Le tourisme occupe une place
stratégique de plus en plus importante dans le développement
économique de la Région autonome du Tibet : d'une part, le Tibet
possède incomparablement de riches ressources touristiques, et
d'autre part, son développement rapide et son rôle de locomotive
ont fait du tourisme un pilier du secteur tertiaire local.
En général, les ressources
touristiques du Tibet se composent des éléments suivants :
1) un paysage naturel magnifique de
haut plateau. La Région autonome du Tibet se situe sur le plateau
Qinghai-Tibet dont l'altitude dépasse 4 000m en moyenne et qui a
reçu le titre de "Toit du monde''. Le paysage de haut plateau du
Tibet n'existe nulle part ailleurs dans le monde. Dans la Région
autonome du Tibet, il y a une cinquantaine de monts de plus de 7
000 mètres d'altitude, et 11 monts aux neiges éternelles de plus de
8 000 mètres d'altitude. Le mont Qomolangma (Everest) sur la
frontière sino-népalaise, le mont le plus haut du monde, attire de
nombreux alpinistes chinois et étrangers tout au long de l'année.

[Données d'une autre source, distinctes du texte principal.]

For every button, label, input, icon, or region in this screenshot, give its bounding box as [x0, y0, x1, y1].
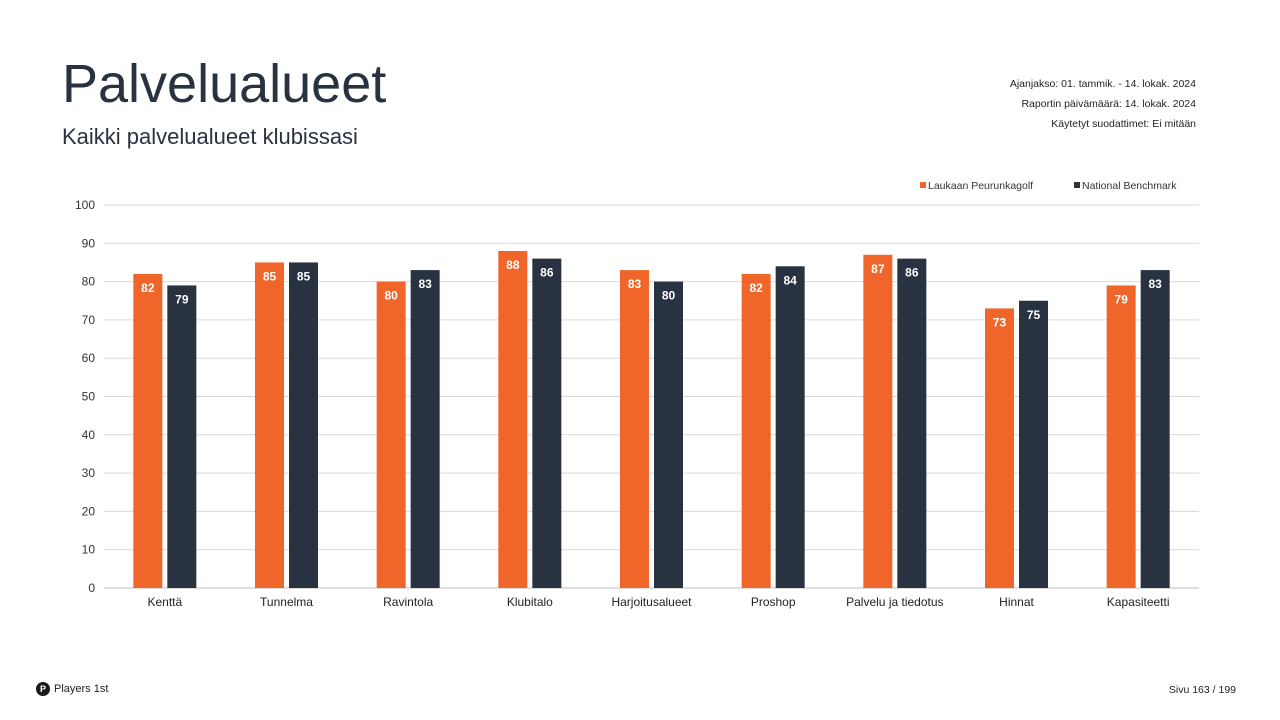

Le mont gNyan-chen-thang-lha, fameux lieu sacré du lamaïsme, de
l'Hindouisme, du Bon et du Jaina, attire pour sa part, de nombreux
pélerins. Le Tibet est aussi la région chinoise où les lacs sont
les plus nombreux. Quelques 1500 lacs de toutes formes et de toutes
tailles, mais tous de couleur bleue de gemme, se dispersent entre
les monts et sont pleins de charme pour les touristes. Parmi les
plus fameux de ces lacs, on peut citer le Namco sur le plateau du
nord du Tibet, le Yamzhou Yumco dans le district Nanggarze, le
Mapam Yumco à Ngari, et le Basum à Nyingchi. Le paysage naturel est
très différent d'un lieu à l'autre au Tibet grâce à l'immensité de
son territoire : dans le nord, on trouve la jolie steppe Changtang,
dans l'est la luxuriante forêt vierge, dans le sud des vieilles
fermes de haut lieu, et dans l'ouest le vaste désert de Gobi.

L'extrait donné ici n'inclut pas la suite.